Insurance in super
Income protection insurance
Under the temporary incapacity condition of release, a benefit may only be paid in the form of a non-commutable income stream paid for the purpose of continuing (in whole or part) the gain or reward which the member was receiving immediately before the temporary incapacity.
Super funds are therefore generally prohibited from taking out income protection policies for their members where the policy terms and conditions provide any ancillary lump sum benefits, such as redundancy, crisis, rehabilitation, specific injury or home care benefits.
In addition, to satisfy the definition of temporary incapacity in the SIS regulations, a member must:
- have ceased to be gainfully employed due to ill-health, or
- have temporarily ceased to receive any gain or reward under a continuing employment arrangement due to ill-health.

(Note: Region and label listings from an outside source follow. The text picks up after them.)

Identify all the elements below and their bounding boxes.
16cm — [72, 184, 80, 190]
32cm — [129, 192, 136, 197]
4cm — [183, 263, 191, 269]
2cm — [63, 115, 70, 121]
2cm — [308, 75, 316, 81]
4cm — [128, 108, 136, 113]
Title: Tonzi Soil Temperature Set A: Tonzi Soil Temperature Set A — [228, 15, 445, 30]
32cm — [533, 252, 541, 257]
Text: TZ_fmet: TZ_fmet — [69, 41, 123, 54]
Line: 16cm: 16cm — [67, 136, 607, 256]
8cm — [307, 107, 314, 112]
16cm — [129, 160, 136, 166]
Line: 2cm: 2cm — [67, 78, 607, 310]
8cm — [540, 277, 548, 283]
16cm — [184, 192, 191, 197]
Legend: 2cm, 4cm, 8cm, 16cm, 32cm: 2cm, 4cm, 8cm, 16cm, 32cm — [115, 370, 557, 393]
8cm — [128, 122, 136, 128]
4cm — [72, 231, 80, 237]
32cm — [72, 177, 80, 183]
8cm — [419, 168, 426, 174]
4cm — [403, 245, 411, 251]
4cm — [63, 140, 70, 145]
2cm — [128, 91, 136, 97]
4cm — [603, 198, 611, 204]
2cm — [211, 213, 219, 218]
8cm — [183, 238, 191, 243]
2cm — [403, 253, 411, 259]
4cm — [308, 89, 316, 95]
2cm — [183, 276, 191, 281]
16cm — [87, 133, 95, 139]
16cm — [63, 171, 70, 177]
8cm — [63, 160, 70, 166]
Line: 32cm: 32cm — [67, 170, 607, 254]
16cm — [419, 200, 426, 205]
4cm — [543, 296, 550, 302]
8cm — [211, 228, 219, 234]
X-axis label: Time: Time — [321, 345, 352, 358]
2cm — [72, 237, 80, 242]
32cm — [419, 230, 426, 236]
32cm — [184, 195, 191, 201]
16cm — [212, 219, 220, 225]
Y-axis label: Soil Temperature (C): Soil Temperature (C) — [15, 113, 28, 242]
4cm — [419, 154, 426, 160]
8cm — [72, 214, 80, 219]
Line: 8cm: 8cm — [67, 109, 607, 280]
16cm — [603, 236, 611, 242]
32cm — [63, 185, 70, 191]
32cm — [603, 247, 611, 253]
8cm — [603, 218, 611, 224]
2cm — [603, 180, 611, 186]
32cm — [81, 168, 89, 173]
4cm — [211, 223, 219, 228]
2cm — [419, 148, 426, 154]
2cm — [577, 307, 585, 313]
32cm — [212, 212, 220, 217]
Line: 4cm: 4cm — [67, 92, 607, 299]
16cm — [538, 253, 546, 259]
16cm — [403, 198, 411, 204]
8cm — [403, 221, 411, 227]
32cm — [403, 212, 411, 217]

Income protection policies offered within the superannuation environment must therefore require the member to be gainfully employed (including self-employed) at the time of suffering the incapacity. For example, a trustee is prohibited from taking out an income protection policy that would provide benefits in respect of a member who was not gainfully employed at the time of suffering the invalidity.
The 1 July 2014 changes also mean that income protection policies that pay a partial benefit where a member only reduced their hours of work due to incapacity, rather than ceasing them completely, cannot be offered within the superannuation environment. However, it is important to note that a policy that provided a partial benefit to a member who returned to work on a part-time basis after first completely ceasing to work is permitted.